Thursday, June 5, 2025 | Day 3: Conservation, Ecology, and Heritage Management
Ratish Nanda
Restoring Mughal Paradise
In 1997, the Aga Khan Trust for Culture (AKTC) committed to restoring the enclosed gardens of the Humayun’s Tomb World Heritage Site (1999–2003). The garden restoration led to a 1000% increase in visitor numbers as well as to a more challenging effort at Bagh-e Babur (2002-2007), Babur’s surviving Kabul garden. From 2007–2018, AKTC undertook the creation of Sunder Nursery Park in Delhi, where sixteenth-century monuments are today set in a landscape inspired by Mughal garden traditions. Since 2013, working at the Qutb Shahi tombs at Golconda, Hyderabad, the restoration effort has revealed remnants of at least five enclosed gardens. For all these garden restoration projects, Professor M Shaheer (Shaheer Associates) served as Landscape Architect and enhanced the understanding of landscape traditions.
Jyoti Pandey Sharma
The ‘Other’ Moonlight Garden: Rereading the Mahtab Bagh in Delhi’s Red Fort
In the Mughal leisure garden corpus, the Mahtab Bagh (Moonlight Garden) stands out as a space for nighttime leisure under the mantle of moonlight with a careful selection of garden elements to accentuate the nocturnal experience. Two such gardens are known to exist: one at Agra, forming part of the Taj Mahal ensemble, and the second in Delhi’s Red Fort.
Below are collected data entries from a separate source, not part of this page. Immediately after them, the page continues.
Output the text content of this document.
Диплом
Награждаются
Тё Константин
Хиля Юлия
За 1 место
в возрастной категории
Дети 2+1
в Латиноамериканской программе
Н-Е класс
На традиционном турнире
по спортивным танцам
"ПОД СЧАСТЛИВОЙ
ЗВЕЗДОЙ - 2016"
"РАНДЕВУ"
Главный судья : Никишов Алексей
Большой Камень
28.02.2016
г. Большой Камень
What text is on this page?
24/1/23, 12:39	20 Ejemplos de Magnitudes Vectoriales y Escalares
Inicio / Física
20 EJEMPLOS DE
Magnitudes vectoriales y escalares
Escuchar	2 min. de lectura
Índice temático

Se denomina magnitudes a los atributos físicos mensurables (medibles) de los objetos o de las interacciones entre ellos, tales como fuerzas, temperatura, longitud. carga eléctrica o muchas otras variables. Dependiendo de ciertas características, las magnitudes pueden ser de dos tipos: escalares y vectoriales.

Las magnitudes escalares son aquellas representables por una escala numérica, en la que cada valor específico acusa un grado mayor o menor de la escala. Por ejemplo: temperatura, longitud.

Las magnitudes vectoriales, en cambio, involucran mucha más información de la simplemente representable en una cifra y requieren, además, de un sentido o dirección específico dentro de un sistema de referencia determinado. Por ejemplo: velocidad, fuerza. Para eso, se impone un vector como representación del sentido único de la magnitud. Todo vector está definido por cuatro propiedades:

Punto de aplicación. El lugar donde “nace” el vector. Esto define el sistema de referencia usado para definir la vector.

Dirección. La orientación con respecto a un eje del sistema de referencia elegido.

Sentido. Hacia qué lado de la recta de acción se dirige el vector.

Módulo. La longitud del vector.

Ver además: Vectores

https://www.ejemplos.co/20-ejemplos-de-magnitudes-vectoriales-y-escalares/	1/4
I focus on the latter, arguing that it has been invisiblized in more than one way, as a physical space, in the archives, and in scholarship, with the adjoining Hayat Baksh Bagh taking center stage. Asserting that Red Fort’s Mahtab Bagh be re-acknowledged as a Mughal Bagh, I critique its evolutionary trajectory from the Mughal to the colonial to the contemporary eras to demonstrate how what was originally envisaged as a sensual pleasure garden became a site of multiple interventions that compromised the very idea of a Mughal Bagh. I conclude by making a case for recognizing Mahtab Bagh as an important type of imperial leisure space in the Mughal leisure garden compendium.
Kathryn Gleason
Beneath the Waving Verdure: the Role of “Garden Tanks” in the Desert Water Harvesting Systems at Ahhichatragarh Fort, Nagaur, Rajasthan
The gardens of the palaces in the Ahhichatragarh Fort were poetic expressions of sensuality, pleasure, and wealth. To create such paradisiacal settings in the Thar Desert, a reliable water supply was essential, not simply for irrigation but to provide optimal cultivation conditions for the plants displayed. Garden archaeology uses close examination of soils, often imported to construct planting beds within architectural complexes. Archaeological investigations of the gardens within the palace have revealed imported soils in “garden tanks” for monsoon water storage and plant cultivation. Each garden had its own configuration, responding to the varied water sources and conceptions of garden design over time. This paper presents the archaeological findings and asks whether the innovative soil structure of the gardens was unique or characteristic of gardens in this region.
James L. Wescoat Jr.
Modern Interests in Mughal Garden Waterworks: Revisiting the Mahtab Bagh Project
The Mahtab Bagh project led by Elizabeth Moynihan included a chapter on “Waterworks and Landscape Design.” That chapter made an initial estimate of the garden water budget, linking each hydrologic component with inspiring Quranic inscriptions in the Taj Mahal complex. Twenty-five years later, this paper revisits the Mahtab Bagh water study in two ways which shed light on both its origins and subsequent scientific advances. It first draws upon Elizabeth Moynihan’s Mughal garden archive to retrace water-related antecedents of the Mahtab Bagh project in earlier studies of gardens along the Yamuna River in Agra by the Archaeological Survey of India, U.S. National Park Service, and Indo-U.S. Subcommission. It then provides a systematic update of advances at comparable garden sites such as Nagaur Fort and through analysis of updated hydrologic data and methods for the Mahtab Bagh area. Taken together, this approach offers insights into some of the modern interests in Mughal garden waterworks.